Mani gelide gli si posarono sul petto, affondandovi dentro. spalancò le labbra per urlare, ma non vi uscì un solo fiato. Non aveva mai provato un dolore simile; lacrime calde gli caddero dagli occhi aperti e ciechi, solcandogli le tempie e sparendo tra i capelli. Era disteso e immobile, non più padrone di sé stesso, con quelle dita che continuavano a scavargli le carni.
Sentì una litania arrivare da lontano, sempre più vicina, sempre più forte e insistente. man mano che le sue orecchie si abituavano a quel suono che aveva spezzato il silenzio, cominciò a credere di conoscere quella voce. L’aveva già sentita.
“Magnus!” pensò. E in quel preciso istante le dita di quelle mani sconosciute si staccarono bruscamente da lui, facendolo sussultare dal dolore. Al loro posto, qualcosa di caldo e soffice approdò sul suo petto, che si alzava e abbassava irregolarmente a causa dell’affanno. Piegò leggermente la testa verso questa nuova presenza, ma non vide niente. Eppure, non ebbe bisogno di vederla, per capire di cosa si trattava. Il sui verso bastava e avanzava.

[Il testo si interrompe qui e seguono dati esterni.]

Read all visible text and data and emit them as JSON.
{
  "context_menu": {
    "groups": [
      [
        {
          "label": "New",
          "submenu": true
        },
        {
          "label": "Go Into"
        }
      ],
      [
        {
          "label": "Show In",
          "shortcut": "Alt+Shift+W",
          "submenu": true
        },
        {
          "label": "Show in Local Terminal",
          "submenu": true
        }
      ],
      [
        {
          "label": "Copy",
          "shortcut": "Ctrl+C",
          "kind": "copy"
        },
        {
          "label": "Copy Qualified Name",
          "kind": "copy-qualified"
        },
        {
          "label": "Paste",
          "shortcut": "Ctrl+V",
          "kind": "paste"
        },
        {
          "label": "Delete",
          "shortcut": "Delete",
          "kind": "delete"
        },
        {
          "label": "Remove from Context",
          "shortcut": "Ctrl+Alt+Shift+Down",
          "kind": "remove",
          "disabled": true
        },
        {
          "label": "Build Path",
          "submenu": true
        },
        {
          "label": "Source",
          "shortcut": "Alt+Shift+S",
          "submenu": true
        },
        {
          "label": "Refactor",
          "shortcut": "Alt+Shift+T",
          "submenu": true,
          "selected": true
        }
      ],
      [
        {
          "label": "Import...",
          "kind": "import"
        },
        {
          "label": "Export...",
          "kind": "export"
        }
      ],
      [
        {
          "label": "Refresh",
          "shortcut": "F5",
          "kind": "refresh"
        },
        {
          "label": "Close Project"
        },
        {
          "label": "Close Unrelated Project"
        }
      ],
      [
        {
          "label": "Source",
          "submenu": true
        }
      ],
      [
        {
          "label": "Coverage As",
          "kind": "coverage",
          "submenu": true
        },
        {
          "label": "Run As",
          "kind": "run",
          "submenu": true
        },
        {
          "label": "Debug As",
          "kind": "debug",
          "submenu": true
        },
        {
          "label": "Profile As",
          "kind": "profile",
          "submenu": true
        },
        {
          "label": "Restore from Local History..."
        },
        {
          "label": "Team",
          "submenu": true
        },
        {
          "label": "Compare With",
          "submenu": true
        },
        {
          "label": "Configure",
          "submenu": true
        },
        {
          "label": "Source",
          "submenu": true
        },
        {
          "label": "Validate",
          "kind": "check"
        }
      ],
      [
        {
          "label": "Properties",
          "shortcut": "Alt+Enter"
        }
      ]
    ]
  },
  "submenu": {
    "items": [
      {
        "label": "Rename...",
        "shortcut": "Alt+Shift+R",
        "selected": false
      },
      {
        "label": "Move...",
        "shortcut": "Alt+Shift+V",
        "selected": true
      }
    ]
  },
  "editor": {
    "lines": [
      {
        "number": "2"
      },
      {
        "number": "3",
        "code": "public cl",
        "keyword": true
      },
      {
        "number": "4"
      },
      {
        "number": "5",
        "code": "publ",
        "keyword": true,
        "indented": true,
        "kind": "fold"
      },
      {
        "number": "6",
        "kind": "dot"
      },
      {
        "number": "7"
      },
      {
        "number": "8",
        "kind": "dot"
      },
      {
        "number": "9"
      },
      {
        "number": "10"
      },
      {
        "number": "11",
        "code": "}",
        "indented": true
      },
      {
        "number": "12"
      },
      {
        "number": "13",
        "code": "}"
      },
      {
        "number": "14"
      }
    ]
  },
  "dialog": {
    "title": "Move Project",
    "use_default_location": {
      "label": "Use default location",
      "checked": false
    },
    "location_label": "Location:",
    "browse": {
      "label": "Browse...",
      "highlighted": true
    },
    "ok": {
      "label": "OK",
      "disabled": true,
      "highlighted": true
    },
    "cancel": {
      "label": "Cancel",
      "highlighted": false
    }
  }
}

Magnus non aveva smesso per un solo attimo di pronunciare la sua litania. Il sudore gli imperlava il viso ormai talmente pallido da far risaltare la lucentezza dei suoi occhi come fisse un vampiro affamato. Erano passate ore da quando aveva cominciato e Jace non aveva smesso di gridare e contorcersi. Si era detto “niente distrazioni”, lo stregone, eppure sarebbe stato più semplice avere dietro Robert Lightwood ad angosciarlo, piuttosto che doversi concentrare con quelle grida strazianti. In tanti secoli, mai aveva visto una reazione simile; sembrava non essersi ripreso neanche un pò.

Alec si abbassò a sbirciare per l’ennesima volta dal buco della serratura dell’infermeria. Non ce la faceva più a resistere alla pressione dell’attesa. Per non farsi mancare niente, poi, suo padre si era accampato là vicino, camminando avanti e indietro come un dannato. Il ragazzo era fortemente tentato di infilarsi in infermeria per stare accanto al suo parabatai, ma era più che sicuro che Robert lo avrebbe seguito e non avrebbe fatto altro che nuocere a tutti. L’unico a sembrare tranquillo era Max.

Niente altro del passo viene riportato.